Hay que aprovechar la luz, me digo al salir de casa los días de lectura. Es un pensamiento recurrente, una necesidad imperativa. Rara vez selecciono los lugares que frecuento por la calidad de la comida, la temperatura del espacio, la popularidad del lugar o la simpatía del staff... Pero, siempre – siempre, me fijo en la calidad de la luz solar.
Me gusta leer con ruido de fondo. El orden en la música me abstrae demasiado. Mis pensamientos, en alto volumen, solo son acallados por la voz que lee y esa voz, a su vez, es moderada por el ruido que le rodea. Es una cadena. Una cadena de hechos entrelazados que me consuela de múltiples formas, difíciles de explicar.
Esa luz me nutre, tierna e indirecta, como las plantas a las que se le rocía con spray sin vertir agua en sus raíces. No me molesta que me hablen, aunque me asusta. Sí, soy muy asustadiza. A veces me confundo entre las letras con tinta, y soy – sin darme cuenta – solo otro puntito sobre una i. Me cuesta leer en las noches, antes de dormir, así que he ideado un plan.

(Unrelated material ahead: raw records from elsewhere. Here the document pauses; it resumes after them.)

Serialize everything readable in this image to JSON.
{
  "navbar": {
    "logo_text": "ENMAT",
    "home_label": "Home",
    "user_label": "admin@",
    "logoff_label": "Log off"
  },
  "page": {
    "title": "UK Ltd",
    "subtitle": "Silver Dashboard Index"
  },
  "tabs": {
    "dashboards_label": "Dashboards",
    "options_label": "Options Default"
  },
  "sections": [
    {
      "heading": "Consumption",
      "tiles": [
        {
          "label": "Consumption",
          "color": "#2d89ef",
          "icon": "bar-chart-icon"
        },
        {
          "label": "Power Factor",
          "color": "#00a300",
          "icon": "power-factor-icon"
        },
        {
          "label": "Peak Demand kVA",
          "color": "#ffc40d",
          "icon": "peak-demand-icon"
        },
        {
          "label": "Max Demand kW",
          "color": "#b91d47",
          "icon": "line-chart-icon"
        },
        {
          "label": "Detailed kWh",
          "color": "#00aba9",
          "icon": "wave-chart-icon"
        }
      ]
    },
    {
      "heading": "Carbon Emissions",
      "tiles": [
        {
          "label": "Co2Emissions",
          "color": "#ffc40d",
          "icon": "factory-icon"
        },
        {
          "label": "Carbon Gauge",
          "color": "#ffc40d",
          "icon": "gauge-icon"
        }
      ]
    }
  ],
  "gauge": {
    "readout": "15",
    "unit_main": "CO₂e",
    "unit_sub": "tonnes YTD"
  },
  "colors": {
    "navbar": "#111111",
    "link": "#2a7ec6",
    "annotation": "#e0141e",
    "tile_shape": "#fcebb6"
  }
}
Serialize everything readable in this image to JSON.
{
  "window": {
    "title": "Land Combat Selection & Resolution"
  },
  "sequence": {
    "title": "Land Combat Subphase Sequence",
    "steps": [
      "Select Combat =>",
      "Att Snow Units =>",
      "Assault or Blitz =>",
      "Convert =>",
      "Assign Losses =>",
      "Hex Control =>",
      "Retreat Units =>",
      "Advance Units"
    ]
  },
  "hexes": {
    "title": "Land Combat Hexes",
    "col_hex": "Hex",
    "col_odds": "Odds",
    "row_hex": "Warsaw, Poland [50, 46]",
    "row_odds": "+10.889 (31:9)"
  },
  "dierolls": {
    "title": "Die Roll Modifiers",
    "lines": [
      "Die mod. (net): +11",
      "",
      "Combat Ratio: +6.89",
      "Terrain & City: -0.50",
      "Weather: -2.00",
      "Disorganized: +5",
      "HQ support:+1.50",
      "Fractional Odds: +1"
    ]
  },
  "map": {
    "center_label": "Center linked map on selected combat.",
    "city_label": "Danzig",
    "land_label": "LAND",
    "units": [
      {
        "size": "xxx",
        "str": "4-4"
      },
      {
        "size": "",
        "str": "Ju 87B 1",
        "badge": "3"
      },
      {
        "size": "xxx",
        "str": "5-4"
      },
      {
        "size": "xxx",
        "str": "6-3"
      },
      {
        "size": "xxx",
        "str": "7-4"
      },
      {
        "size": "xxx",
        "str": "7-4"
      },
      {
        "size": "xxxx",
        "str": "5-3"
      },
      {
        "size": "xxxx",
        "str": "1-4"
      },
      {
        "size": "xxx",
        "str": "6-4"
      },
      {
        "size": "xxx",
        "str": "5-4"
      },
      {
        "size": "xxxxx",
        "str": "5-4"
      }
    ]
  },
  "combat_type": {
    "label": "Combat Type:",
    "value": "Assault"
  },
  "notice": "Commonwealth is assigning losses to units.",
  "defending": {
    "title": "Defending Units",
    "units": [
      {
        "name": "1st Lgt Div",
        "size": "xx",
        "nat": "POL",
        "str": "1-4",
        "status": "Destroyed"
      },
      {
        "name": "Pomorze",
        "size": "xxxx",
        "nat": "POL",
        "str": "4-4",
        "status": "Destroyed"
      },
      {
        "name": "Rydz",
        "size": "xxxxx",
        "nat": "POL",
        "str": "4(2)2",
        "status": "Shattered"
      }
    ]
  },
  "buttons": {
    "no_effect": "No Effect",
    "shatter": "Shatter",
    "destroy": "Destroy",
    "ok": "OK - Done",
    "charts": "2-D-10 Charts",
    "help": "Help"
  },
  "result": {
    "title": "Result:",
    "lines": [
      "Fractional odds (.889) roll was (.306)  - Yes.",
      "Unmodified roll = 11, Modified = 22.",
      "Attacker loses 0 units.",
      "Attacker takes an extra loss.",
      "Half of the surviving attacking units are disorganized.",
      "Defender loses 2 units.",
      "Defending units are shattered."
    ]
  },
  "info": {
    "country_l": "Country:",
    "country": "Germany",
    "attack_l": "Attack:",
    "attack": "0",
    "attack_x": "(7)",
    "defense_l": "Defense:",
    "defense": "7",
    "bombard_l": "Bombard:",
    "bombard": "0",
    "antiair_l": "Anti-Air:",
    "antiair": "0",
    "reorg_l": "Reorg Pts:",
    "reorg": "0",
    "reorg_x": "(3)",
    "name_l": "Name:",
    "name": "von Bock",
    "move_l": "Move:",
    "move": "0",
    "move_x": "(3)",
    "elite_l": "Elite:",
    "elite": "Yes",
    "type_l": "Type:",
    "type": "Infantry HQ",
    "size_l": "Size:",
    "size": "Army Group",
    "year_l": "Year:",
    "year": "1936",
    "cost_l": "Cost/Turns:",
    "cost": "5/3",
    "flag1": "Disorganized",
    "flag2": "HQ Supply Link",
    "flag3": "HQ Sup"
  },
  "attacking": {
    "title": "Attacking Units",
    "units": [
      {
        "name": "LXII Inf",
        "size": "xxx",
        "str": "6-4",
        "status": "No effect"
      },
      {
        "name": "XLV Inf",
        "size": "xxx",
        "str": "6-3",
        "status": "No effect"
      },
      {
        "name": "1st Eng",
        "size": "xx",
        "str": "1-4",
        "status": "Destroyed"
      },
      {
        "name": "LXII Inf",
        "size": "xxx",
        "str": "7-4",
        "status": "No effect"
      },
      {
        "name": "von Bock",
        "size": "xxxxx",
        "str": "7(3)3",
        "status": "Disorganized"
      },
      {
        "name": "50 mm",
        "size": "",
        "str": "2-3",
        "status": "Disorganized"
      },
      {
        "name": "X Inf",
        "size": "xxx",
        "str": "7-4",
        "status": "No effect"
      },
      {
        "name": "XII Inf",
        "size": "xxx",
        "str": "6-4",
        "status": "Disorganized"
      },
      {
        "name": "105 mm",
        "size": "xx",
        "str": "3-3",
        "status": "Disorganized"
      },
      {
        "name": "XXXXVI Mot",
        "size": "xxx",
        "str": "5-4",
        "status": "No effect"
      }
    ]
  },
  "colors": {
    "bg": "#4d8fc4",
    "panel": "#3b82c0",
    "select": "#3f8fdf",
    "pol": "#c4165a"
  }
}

Almacenaré en pequeños tarritos luz solar. Correremos campo arriba con una red de mariposas y atraparemos rayos para doblarlos con delicadeza y llenar varios potes vacíos de cristal. ¿Sabes los que digo? Esos en que venden la salsa para pasta. Quizá recorramos más destinos, si me quieres acompañar. Ya sabes, del Café al Bar y del Bar a la sobriedad.